Sobre entrar na água, o pescador muda o tom de certeza. “Já nadei muito aqui, não só eu. Vinha muita gente pra cá, mas hoje tenho medo de alguma doença. Um colega meu já agarrou o anzol nas roupas de um defunto”. História de pescador ou não, as águas da Pampulha já foram cenário de afogamentos e desovas de cadáveres. Em 2017, partes do corpo esquartejado de um jovem foram avistadas em dois pontos da Avenida Otacílio Negrão de Lima, que circunda a lagoa em 18km de extensão.

A pesca na Pampulha está envolta em mitos e desinformações, como explica Cleber Figueredo, biólogo e doutor em ecologia, conservação e manejo de vida silvestre pela Universidade Federal de Minas Gerais (UFMG). “Os metais pesados são elementos químicos, o que significa que somente a temperatura elevada não vai gerar modificações importantes, pois não se transformam em outro elemento não tóxico com o aquecimento. Há bactérias tóxicas na lagoa e algumas delas resistem a temperaturas superiores a 100°C.”.

Tradição
Do outro lado da lagoa, próximo ao Pampulha Iate Clube, um dos símbolos da alta sociedade mineira, uma família precisa de quatro varas para o programa de domingo. O auxiliar de serviços gerais Gilmar Eduardo Raimundo, 44, que pesca na lagoa há pelo menos três décadas, trouxe o filho e o neto, de 7 e 6 anos respectivamente. Antes deles, os outros seis filhos já o acompanharam na prática que batiza como tradição e lazer.

Gilmar e seu irmão Gilberto Eduardo Raimundo, 43, informam que a lagoa já forneceu o prato principal no aniversário da avó. “Pescamos uma tilápia de 5kg.
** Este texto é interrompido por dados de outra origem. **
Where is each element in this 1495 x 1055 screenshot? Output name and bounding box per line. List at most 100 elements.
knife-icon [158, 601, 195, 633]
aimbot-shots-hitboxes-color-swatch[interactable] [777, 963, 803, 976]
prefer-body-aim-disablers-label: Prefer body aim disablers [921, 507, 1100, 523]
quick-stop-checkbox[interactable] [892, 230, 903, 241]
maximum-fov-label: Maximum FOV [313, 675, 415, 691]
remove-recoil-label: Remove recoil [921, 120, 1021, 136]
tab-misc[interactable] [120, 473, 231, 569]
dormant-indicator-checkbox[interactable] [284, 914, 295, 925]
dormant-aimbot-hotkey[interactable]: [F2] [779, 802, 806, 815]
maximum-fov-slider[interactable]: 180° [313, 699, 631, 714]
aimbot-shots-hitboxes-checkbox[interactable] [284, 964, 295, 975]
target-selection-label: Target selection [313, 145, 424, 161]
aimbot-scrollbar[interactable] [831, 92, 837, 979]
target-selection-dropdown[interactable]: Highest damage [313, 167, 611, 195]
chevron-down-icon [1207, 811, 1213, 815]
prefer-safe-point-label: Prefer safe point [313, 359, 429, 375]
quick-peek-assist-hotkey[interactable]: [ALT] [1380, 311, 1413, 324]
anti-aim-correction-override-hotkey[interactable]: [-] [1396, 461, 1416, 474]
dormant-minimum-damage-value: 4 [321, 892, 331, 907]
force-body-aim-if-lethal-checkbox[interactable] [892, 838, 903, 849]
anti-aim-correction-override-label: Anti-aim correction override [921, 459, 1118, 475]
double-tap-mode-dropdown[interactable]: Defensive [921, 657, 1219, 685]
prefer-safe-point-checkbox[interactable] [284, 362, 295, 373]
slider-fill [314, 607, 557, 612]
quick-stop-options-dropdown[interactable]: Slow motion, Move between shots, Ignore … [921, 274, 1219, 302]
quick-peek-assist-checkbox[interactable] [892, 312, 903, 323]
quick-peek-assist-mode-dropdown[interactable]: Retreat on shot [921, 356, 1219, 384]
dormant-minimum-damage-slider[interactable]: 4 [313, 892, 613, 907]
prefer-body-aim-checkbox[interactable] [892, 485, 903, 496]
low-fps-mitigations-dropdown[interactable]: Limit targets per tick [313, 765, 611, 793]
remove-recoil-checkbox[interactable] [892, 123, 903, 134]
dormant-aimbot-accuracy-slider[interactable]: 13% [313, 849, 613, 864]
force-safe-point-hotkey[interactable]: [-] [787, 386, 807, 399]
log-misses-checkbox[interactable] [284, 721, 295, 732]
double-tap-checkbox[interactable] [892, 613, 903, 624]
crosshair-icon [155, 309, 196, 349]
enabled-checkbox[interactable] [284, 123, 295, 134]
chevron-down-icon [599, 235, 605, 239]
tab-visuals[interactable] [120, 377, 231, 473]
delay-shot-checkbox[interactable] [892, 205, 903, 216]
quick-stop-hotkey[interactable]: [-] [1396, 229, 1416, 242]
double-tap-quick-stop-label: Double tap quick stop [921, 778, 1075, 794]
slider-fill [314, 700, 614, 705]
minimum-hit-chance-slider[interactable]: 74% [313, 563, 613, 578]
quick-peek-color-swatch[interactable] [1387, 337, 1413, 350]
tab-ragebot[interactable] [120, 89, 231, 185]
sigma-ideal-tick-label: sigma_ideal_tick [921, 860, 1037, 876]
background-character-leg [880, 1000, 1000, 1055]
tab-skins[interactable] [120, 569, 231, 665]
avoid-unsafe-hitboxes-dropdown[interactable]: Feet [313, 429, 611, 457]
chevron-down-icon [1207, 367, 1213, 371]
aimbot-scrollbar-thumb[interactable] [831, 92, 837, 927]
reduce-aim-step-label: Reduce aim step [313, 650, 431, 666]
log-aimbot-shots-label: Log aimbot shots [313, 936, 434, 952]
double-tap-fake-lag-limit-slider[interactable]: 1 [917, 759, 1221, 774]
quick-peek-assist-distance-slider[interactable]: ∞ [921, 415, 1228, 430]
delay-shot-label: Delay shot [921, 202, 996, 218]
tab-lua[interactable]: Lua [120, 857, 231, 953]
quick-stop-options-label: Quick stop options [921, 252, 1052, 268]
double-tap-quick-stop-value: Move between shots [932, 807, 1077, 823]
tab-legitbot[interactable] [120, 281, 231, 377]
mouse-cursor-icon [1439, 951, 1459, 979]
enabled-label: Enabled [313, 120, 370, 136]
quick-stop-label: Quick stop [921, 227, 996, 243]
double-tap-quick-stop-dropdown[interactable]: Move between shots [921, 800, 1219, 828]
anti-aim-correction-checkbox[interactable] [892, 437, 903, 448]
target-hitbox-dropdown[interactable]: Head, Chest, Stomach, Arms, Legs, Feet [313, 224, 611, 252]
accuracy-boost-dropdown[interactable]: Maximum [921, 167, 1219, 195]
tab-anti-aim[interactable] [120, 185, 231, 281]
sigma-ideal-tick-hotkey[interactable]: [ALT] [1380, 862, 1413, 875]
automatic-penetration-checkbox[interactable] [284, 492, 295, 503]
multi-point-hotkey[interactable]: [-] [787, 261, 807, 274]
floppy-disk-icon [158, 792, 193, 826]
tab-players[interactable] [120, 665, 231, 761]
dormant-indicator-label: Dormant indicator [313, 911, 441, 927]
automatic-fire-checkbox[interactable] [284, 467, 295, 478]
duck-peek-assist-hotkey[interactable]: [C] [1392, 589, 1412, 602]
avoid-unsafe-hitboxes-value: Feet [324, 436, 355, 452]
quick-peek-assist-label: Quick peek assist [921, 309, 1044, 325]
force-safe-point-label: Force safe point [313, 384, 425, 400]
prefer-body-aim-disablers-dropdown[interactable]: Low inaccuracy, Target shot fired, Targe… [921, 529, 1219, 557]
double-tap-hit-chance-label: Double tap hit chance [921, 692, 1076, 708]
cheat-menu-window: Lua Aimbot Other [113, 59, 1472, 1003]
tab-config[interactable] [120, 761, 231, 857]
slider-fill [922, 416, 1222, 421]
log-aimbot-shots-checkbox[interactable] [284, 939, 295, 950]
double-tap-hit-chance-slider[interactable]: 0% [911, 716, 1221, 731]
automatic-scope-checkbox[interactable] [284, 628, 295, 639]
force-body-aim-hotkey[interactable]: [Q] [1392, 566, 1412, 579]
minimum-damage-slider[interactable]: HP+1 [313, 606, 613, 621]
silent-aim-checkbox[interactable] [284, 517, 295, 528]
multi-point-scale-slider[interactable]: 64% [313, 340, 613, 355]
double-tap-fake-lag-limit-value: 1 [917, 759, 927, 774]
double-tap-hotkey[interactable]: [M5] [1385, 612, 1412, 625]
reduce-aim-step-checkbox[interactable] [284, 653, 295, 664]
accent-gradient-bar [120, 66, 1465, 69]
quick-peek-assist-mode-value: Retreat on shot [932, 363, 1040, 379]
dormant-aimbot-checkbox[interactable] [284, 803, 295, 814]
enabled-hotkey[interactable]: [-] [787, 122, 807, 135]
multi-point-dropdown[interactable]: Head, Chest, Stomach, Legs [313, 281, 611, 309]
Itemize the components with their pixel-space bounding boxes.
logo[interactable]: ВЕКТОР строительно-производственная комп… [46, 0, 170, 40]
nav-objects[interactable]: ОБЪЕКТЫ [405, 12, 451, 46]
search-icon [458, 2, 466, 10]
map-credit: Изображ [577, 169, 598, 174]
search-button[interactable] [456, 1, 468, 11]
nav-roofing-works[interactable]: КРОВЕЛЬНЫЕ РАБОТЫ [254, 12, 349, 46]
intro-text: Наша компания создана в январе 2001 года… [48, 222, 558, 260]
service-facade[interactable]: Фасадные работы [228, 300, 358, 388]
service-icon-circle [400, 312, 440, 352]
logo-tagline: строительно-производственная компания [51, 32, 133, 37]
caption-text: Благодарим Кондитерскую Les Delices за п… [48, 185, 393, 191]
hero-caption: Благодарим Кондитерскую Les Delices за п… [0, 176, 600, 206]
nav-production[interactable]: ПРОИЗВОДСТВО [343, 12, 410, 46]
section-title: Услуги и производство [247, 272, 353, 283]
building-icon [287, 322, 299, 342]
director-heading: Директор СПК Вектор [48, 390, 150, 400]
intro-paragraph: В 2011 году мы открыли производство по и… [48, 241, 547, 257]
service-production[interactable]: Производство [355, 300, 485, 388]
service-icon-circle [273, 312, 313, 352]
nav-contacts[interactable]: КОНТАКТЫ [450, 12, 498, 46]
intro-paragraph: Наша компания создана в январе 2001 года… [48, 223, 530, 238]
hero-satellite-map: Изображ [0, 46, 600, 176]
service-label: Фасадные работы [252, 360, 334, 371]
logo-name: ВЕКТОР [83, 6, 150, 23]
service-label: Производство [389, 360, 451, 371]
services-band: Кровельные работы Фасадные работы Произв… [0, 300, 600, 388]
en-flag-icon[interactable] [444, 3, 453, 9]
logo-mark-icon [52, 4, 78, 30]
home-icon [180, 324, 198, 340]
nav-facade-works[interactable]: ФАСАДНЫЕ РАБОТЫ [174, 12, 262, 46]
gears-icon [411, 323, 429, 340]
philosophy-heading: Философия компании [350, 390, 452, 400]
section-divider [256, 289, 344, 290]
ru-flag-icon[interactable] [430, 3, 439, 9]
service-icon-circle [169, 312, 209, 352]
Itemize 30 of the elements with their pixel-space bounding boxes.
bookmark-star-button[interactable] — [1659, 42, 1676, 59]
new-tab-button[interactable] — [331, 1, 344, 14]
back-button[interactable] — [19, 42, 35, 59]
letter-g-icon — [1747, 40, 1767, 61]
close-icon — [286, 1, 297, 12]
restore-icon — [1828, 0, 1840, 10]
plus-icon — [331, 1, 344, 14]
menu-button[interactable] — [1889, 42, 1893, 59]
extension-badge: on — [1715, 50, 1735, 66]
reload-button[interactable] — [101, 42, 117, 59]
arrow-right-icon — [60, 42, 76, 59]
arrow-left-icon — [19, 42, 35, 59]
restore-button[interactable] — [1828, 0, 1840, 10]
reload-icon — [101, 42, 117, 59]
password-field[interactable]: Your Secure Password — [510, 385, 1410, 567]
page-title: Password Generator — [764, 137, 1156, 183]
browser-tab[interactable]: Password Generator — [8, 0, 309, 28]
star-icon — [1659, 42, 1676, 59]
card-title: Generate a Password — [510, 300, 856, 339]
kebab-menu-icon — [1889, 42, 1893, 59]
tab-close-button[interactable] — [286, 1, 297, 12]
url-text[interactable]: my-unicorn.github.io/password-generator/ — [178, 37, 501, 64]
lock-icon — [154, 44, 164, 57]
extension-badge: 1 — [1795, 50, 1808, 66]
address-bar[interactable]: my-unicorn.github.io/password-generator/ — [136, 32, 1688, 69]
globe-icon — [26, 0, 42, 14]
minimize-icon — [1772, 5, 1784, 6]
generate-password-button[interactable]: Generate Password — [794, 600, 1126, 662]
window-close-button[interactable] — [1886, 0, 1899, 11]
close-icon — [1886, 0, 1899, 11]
Foi um festão na dona Conceição ”, diz.
Os perfis dos pescadores são os mais variados, mas os relatos ouvidos trazem algo em comum, seja por desemprego ou gastos com o sustento da família, os homens relataram dificuldades financeiras e que o pescado contribui na alimentação própria e na das famílias.

Na última Pesquisa Nacional da Cesta Básica de Alimentos (PNCBA), divulgada em maio de 2017, pelo Departamento Intersindical de Estatísticas e Estudos Socioeconômicos (Dieese), o preço da cesta básica em Belo Horizonte custava R$ 390,60, ocupando a 14ª posição mais cara. Atualmente, o salário mínimo é de R$ 954,00.

Não apresentar nenhum sintoma relacionado ao consumo imediato dos peixes é um argumento recorrente entre os pescadores. Empacotador em uma rede de sacolão Walter Lúcio do Prado, 55, pescava a poucos metros de um cano que lançava esgoto na água. “Pra mim, é uma boa opção. Onde trabalho meio quilo de tilápia não é menos que R$ 18,00. Aqui, pesco de 3kg. Venho desde os 15 anos e nunca tive nada”, diz.

O biólogo esclarece que outro mito diz que os primeiros efeitos são sentidos somente após longos períodos. “É isso que gera a sensação de que o problema não é grave. Porém, algumas das toxinas dessas bactérias resultam em problemas hepáticos graves, incluindo o câncer. Metais pesados são associados a uma série de problemas de saúde a longo prazo, como fraqueza muscular, câncer e cardiopatia”.

Qualidade da água
A Secretaria Municipal de Meio Ambiente de Belo Horizonte não informou se existe algum programa de conscientização da população sobre os riscos do consumo ou fiscalização no local. O objetivo da prefeitura de subir a classificação da lagoa para a classe três do Conselho Nacional do Meio Ambiente (Conama), que permite o contato esporádico ou acidental com a água, foi alcançado em dezembro de 2016 pelo custo de R$ 30 milhões, pagos ao Consórcio Viva Pampulha, com financiamento da prefeitura, Banco do Brasil e Banco de Desenvolvimento de Minas Gerais. A prefeitura não tem previsão de ações que fariam a lagoa atingir a classe dois do Conama. A pesca com finalidade de alimentação requer classe um.